The second issue is for which act Vindex received military honors. According to Valerie Maxwell, the scale of his awards better fit a tribunus laticlavus than an equestrian officer, which is what a tribunus angusticlavius was. It was while commander of a cavalry unit – most likely the Ala Contariorum – that Vindex appears in history: Cassius Dio records that, in the winter of 166/167 and with the help of some infantry under one Candidus, Vindex and his cavalry repulsed a force of Langobards and Obii who had crossed the Danube into Roman territory. This victory as a very senior equestrian officer may have been sufficient to justify the awards.

The last posting Vindex held as an equites was as procurator of Dacia Malvensis. This was not part of the tres militiae, but an administrative posting, and its duties included collecting taxes and rents. Anthony Birley suggests the emperor Marcus Aurelius assigned him this posting because of his military experience, however, due to continued pressure from the barbarians who had re-entered the Great Hungarian Plain and perhaps even crossed the Tisza river from the northwest. Vindex had a crucial role in defending Roman territory, for there was a gap in leadership in the time between the disappearance of the governor of Roman Dacia, Sextus Calpurnius Agricola – possibly dead from the Antonine Plague, or killed in action – and Marcus Claudius Fronto, governor of the neighboring province of Moesia Superior, was able to assume authority in the beleaguered province.

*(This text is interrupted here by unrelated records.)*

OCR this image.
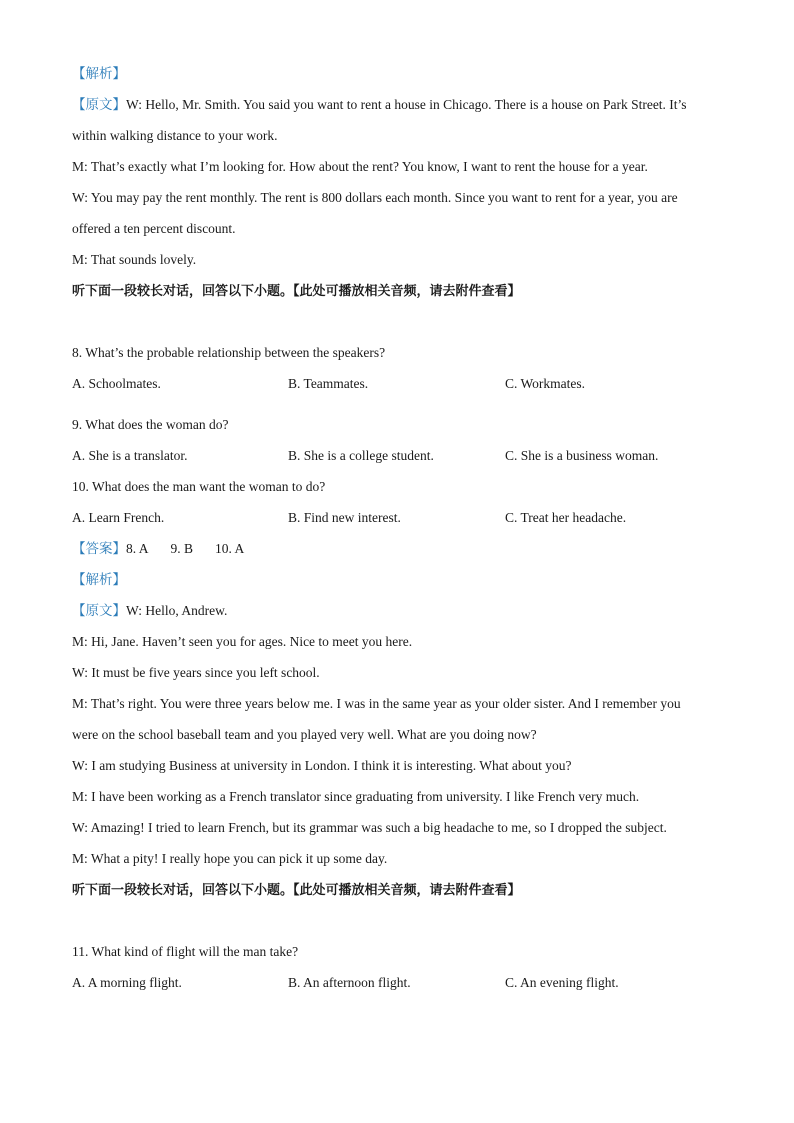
【解析】
【原文】W: Hello, Mr. Smith. You said you want to rent a house in Chicago. There is a house on Park Street. It’s
within walking distance to your work.
M: That’s exactly what I’m looking for. How about the rent? You know, I want to rent the house for a year.
W: You may pay the rent monthly. The rent is 800 dollars each month. Since you want to rent for a year, you are
offered a ten percent discount.
M: That sounds lovely.
听下面一段较长对话，回答以下小题。【此处可播放相关音频，请去附件查看】
8. What’s the probable relationship between the speakers?
A. Schoolmates.	B. Teammates.	C. Workmates.
9. What does the woman do?
A. She is a translator.	B. She is a college student.	C. She is a business woman.
10. What does the man want the woman to do?
A. Learn French.	B. Find new interest.	C. Treat her headache.
【答案】8. A 9. B 10. A
【解析】
【原文】W: Hello, Andrew.
M: Hi, Jane. Haven’t seen you for ages. Nice to meet you here.
W: It must be five years since you left school.
M: That’s right. You were three years below me. I was in the same year as your older sister. And I remember you
were on the school baseball team and you played very well. What are you doing now?
W: I am studying Business at university in London. I think it is interesting. What about you?
M: I have been working as a French translator since graduating from university. I like French very much.
W: Amazing! I tried to learn French, but its grammar was such a big headache to me, so I dropped the subject.
M: What a pity! I really hope you can pick it up some day.
听下面一段较长对话，回答以下小题。【此处可播放相关音频，请去附件查看】
11. What kind of flight will the man take?
A. A morning flight.	B. An afternoon flight.	C. An evening flight.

== Career as a Roman senator ==
The second part of his career began when Vindex was adlected into the Senate inter praeterio, that is, he was admitted into that deliberative body with the rank of ex-praetor. The reason for this has not been recorded. While he had shown military skill, Vindex had been decorated once for his victory over the Germans. Another possibility is the likelihood his father may have been the praetorian prefect; Alföldy connects his adlection to the date the older Vindex died in combat. Nevertheless, their familial connection is not certain. A third possibility was the effects of the above-mentioned Antonine Plague, which doubtlessly claimed the lives of at least a few senators: besides Calpurnius Agricola, another senator who is thought to have possibly died from this epidemic was the orator Fronto. The emperor Marcus Aurelius would have appointed leading men in order to bring the Senate up to full strength, as had Vespasian after the Year of Four Emperors.

The first honor Vindex achieved after being enrolled in the Senate was curator of the city of Ariminum; Alföldy believes he succeeded Gaius Arrius Antoninus, consul a few years before Vindex, in this role. At some point after his adlection, Vindex was admitted to the collegium of augurs. He was appointed governor of the imperial province of Moesia Superior; Alföldy dates his tenure in this appointment from about the year 172 to 175. His suffect consulate followed; Alföldy believes he held this magistracy in absentia; Vindex did not return to Rome to hold the fasces, but remained in his province.

Upon completion of his tenure in Moesia Superior, Vindex was appointed governor of the adjacent province of Moesia Inferior. While governor of this province, a soldier by the name of Quintus Valerius Atinianus erected an altar dedicated to the goddess Diana; this monument provides independent confirmation of Vindex's posting. Alföldy dates his tenure in this province from about the year 175 to his death, which he dates to 176. The tombstone of Vindex states he was 42 years and 5 months old at the time of his death, which if Alföldy is correct would put his birth in the year 134.